Review: Sunwølf - Beholden To Nothing And No One
I reach the halfway point at the termination of “Heathens Rest”, and find myself airborne for just a moment. I exist in the horizon line, having bled into the earthly crust of the first 50 minutes, and prepare to dissipate into the ethereal open end of the final 30; I am struck upon the head and reborn, stripped of the grit and affirmation that has occupied my head up until now, and left to drift, bodiless, into the confluence of meaning and unrequited curiosity. Sunwølf begin with an irrefutable declaration of all of the answers, before promptly declaring all answers as obsolete.
The first half is pure assertion; guitars and drums struck with impenetrable faith, like a fist thumping the ground to stress the unquestionable existence of the earth itself. Guitars burst with crisp power chords and then hang open to empty themselves, punctured by emphatic thumps of percussion that treat each action as an absolute, resounding exhalation.
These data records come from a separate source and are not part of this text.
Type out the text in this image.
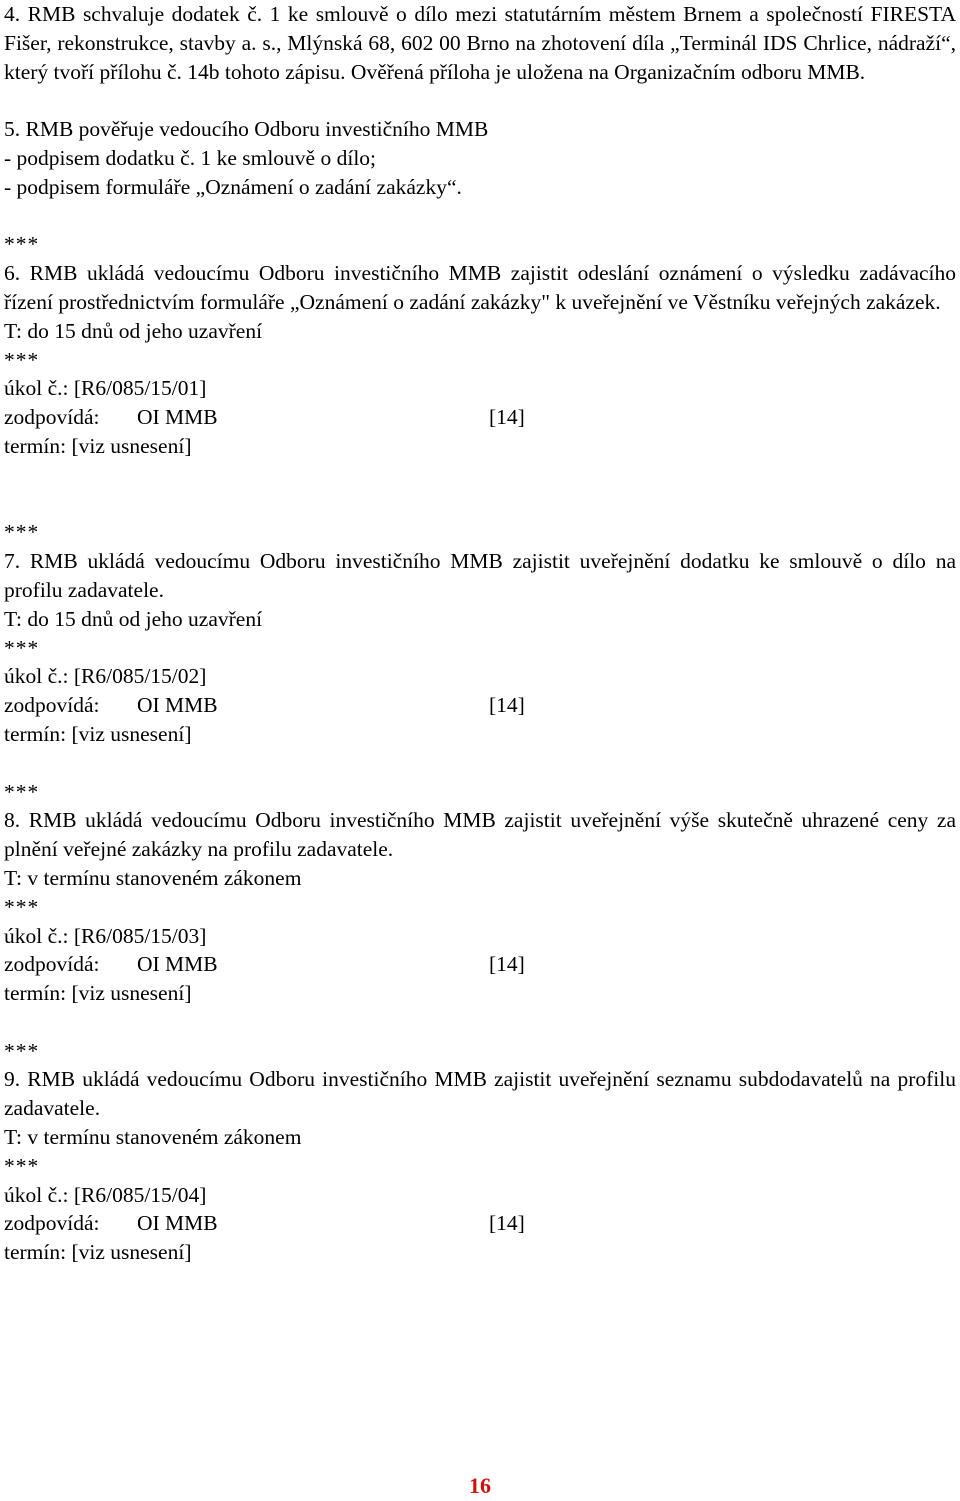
4. RMB schvaluje dodatek č. 1 ke smlouvě o dílo mezi statutárním městem Brnem a společností FIRESTA Fišer, rekonstrukce, stavby a. s., Mlýnská 68, 602 00 Brno na zhotovení díla „Terminál IDS Chrlice, nádraží“, který tvoří přílohu č. 14b tohoto zápisu. Ověřená příloha je uložena na Organizačním odboru MMB.

5. RMB pověřuje vedoucího Odboru investičního MMB

- podpisem dodatku č. 1 ke smlouvě o dílo;

- podpisem formuláře „Oznámení o zadání zakázky“.

***

6. RMB ukládá vedoucímu Odboru investičního MMB zajistit odeslání oznámení o výsledku zadávacího řízení prostřednictvím formuláře „Oznámení o zadání zakázky" k uveřejnění ve Věstníku veřejných zakázek.

T: do 15 dnů od jeho uzavření

***

úkol č.: [R6/085/15/01]

zodpovídá: OI MMB	[14]

termín: [viz usnesení]

***

7. RMB ukládá vedoucímu Odboru investičního MMB zajistit uveřejnění dodatku ke smlouvě o dílo na profilu zadavatele.

T: do 15 dnů od jeho uzavření

***

úkol č.: [R6/085/15/02]

zodpovídá: OI MMB	[14]

termín: [viz usnesení]

***

8. RMB ukládá vedoucímu Odboru investičního MMB zajistit uveřejnění výše skutečně uhrazené ceny za plnění veřejné zakázky na profilu zadavatele.

T: v termínu stanoveném zákonem

***

úkol č.: [R6/085/15/03]

zodpovídá: OI MMB	[14]

termín: [viz usnesení]

***

9. RMB ukládá vedoucímu Odboru investičního MMB zajistit uveřejnění seznamu subdodavatelů na profilu zadavatele.

T: v termínu stanoveném zákonem

***

úkol č.: [R6/085/15/04]

zodpovídá: OI MMB	[14]

termín: [viz usnesení]

16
To term it “doom” feels appropriate – not just for the sheer weight and deliberate pace of the statement, but for its brick wall of absolute truth. Screams and quivering amplifiers invest themselves in each gesture as though there is nothing else for which to exist. There is nowhere to go from here.
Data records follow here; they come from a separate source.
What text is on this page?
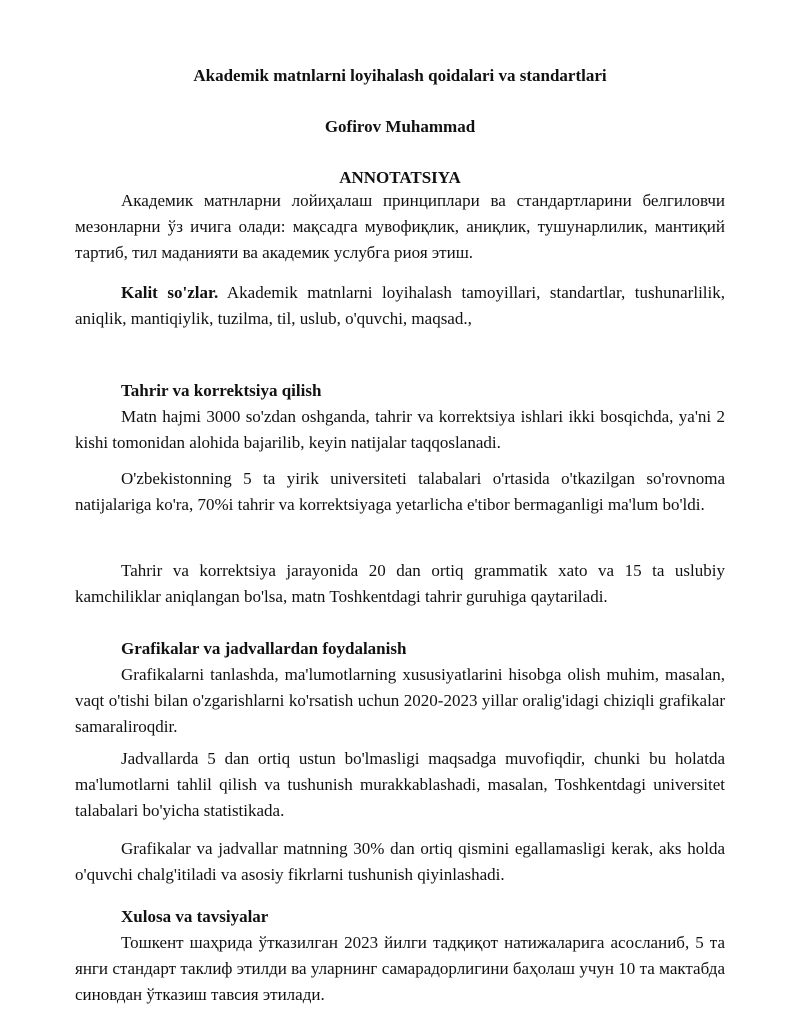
Akademik matnlarni loyihalash qoidalari va standartlari
Gofirov Muhammad
ANNOTATSIYA

Академик матнларни лойиҳалаш принциплари ва стандартларини белгиловчи мезонларни ўз ичига олади: мақсадга мувофиқлик, аниқлик, тушунарлилик, мантиқий тартиб, тил маданияти ва академик услубга риоя этиш.

Kalit so'zlar. Akademik matnlarni loyihalash tamoyillari, standartlar, tushunarlilik, aniqlik, mantiqiylik, tuzilma, til, uslub, o'quvchi, maqsad.,

Tahrir va korrektsiya qilish

Matn hajmi 3000 so'zdan oshganda, tahrir va korrektsiya ishlari ikki bosqichda, ya'ni 2 kishi tomonidan alohida bajarilib, keyin natijalar taqqoslanadi.

O'zbekistonning 5 ta yirik universiteti talabalari o'rtasida o'tkazilgan so'rovnoma natijalariga ko'ra, 70%i tahrir va korrektsiyaga yetarlicha e'tibor bermaganligi ma'lum bo'ldi.

Tahrir va korrektsiya jarayonida 20 dan ortiq grammatik xato va 15 ta uslubiy kamchiliklar aniqlangan bo'lsa, matn Toshkentdagi tahrir guruhiga qaytariladi.

Grafikalar va jadvallardan foydalanish

Grafikalarni tanlashda, ma'lumotlarning xususiyatlarini hisobga olish muhim, masalan, vaqt o'tishi bilan o'zgarishlarni ko'rsatish uchun 2020-2023 yillar oralig'idagi chiziqli grafikalar samaraliroqdir.

Jadvallarda 5 dan ortiq ustun bo'lmasligi maqsadga muvofiqdir, chunki bu holatda ma'lumotlarni tahlil qilish va tushunish murakkablashadi, masalan, Toshkentdagi universitet talabalari bo'yicha statistikada.

Grafikalar va jadvallar matnning 30% dan ortiq qismini egallamasligi kerak, aks holda o'quvchi chalg'itiladi va asosiy fikrlarni tushunish qiyinlashadi.

Xulosa va tavsiyalar

Тошкент шаҳрида ўтказилган 2023 йилги тадқиқот натижаларига асосланиб, 5 та янги стандарт таклиф этилди ва уларнинг самарадорлигини баҳолаш учун 10 та мактабда синовдан ўтказиш тавсия этилади.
The fragility of “Heathens Rest” starts the dislodging process – minor-key strums of onset sadness, a translucent voice in wounded lament – and with “Twelve Sunne”, the world finally uproots itself. The band’s tectonic anchorage melts into a transient flow of insatiable spiritual pursuit; I am projected into the atmosphere, witness to how Sunwølf’s sounds splay into the vast unknown, like a unidirectional river flow introduced to the tidal contradictions of open water. Hanging electronic drones start to occupy the places where the distortion used to be, dragged out into infinite incompletion and uncertainty. Pianos curl into reverse, plumes of jazz fan outward and synthesisers drift upward like balloons of pure light – I am teased apart by the whistles of organic dissonance and sounds of autumnal nature and steel industry shifting in doubtful unrest, as the earth blurs into an abstraction of sensation and colour.